The case is about whether the money in a bank account that Dad made joint with Daughter, and which Daughter drained on her own expenses during his life, can be recouped by the Estate as misappropriated funds.

The trial court saw this is a “convenience account” case. It ruled that the Executor of the Estate failed to provide evidence to overcome the burden it had to show that when the account was made joint, Dad intended the Daughter to obtain all the rights of an owner, and therefore was entitled to withdraw all the funds.

However, the COA points out that no evidence of the creation of the joint account was entered into evidence at trial, only that the Daughter’s name began appearing on the account at some point prior to her withdrawals. The COA further explains that while it appears this was accomplished when Daughter signed a signature card (which was not admitted as evidence) adding her name to the account, a signature card is not the same as an account contract that conforms with the statutory requirements for a joint account with rights of survivorship.  Accordingly, the COA explains, the trial court erred in applying the statutory presumption and that the trial court must revisit the issue and analyze the case under the theories of conversion and unjust enrichment (constructive trust).
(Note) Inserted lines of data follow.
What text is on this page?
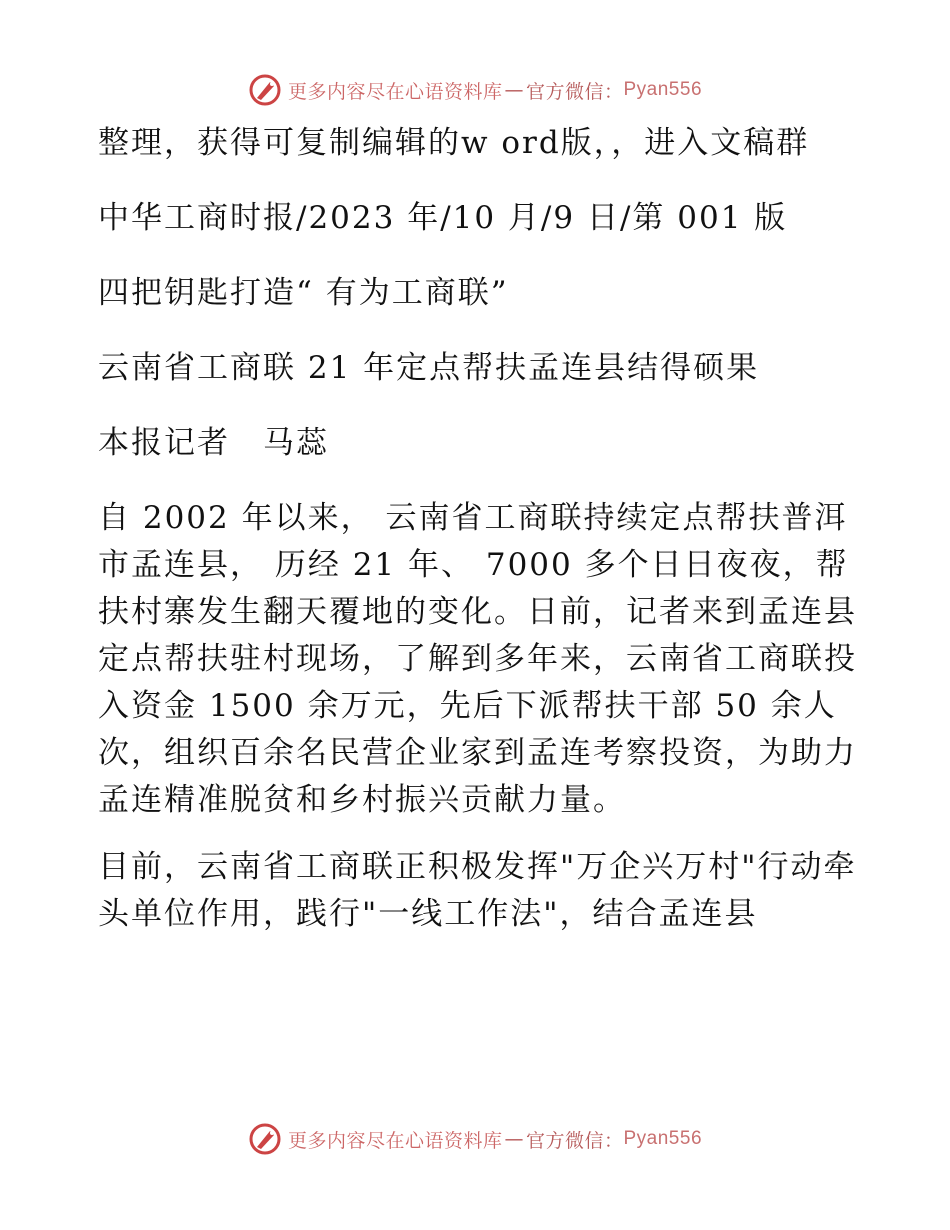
更多内容尽在心语资料库 — 官方微信： Pyan556

整理，获得可复制编辑的w ord版，，进入文稿群

中华工商时报/2023 年/10 月/9 日/第 001 版

四把钥匙打造“ 有为工商联”

云南省工商联 21 年定点帮扶孟连县结得硕果

本报记者　马蕊

自 2002 年以来， 云南省工商联持续定点帮扶普洱市孟连县， 历经 21 年、 7000 多个日日夜夜，帮扶村寨发生翻天覆地的变化。日前，记者来到孟连县定点帮扶驻村现场，了解到多年来，云南省工商联投入资金 1500 余万元，先后下派帮扶干部 50 余人次，组织百余名民营企业家到孟连考察投资，为助力孟连精准脱贫和乡村振兴贡献力量。

目前，云南省工商联正积极发挥"万企兴万村"行动牵头单位作用，践行"一线工作法"，结合孟连县

更多内容尽在心语资料库 — 官方微信： Pyan556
The COA also looked at statements of the deceased father which were introduced at trial, to determine whether the statements were admissible in light of the fact that they were made subsequent to the creation of the joint account.   While statements of “intent” provide an exception to hearsay exclusion rules, case law has long held that in joint account cases, statements of the original owner’s intentions made subsequent to the creation of the account are inadmissible.  Here however the COA held that these statements could be considered for the reason that the party now seeking to exclude them had originally solicited similar testimony and did not object when the testimony it now challenged was offered by witnesses for the opposing party.  Hearsay issues in probate litigation matters are as tricky as they come.  The statements of dead people are often the best evidence of what was intended, but getting those statements into the record requires careful strategizing, if it can be accomplished at all. Hearsay issues should be outlined in advance of trial, with a plan for admitting the beneficial statements, and arguments for excluding those that hurt your case.  The lesson here for parties involved in these cases is to tread carefully, and make sure that your own enthusiasm in soliciting testimony doesn’t come back to bite you.


This is a lengthy case, but the analysis provided is excellent, and worth a read for anyone involved in probate litigation. If nothing else it provides a clear guide for the factual and legal basis involved in litigating joint account cases – making a clear distinction as to when the presumption of survivorship rights applies, when it does not, and explaining the legal theories that remain when the statutory rules are not in play.

Obviously, I think this should be a published case. Unfortunately, by the time I saw the opinion and contacted the attorneys involved (who would have standing to make such a request), the deadline for requesting publication had passed.  Shout out to Troy Attorney Joe Dadich and Redford Attorney Murray Muscat for a well litigated matter. Best of luck to each of you on remand.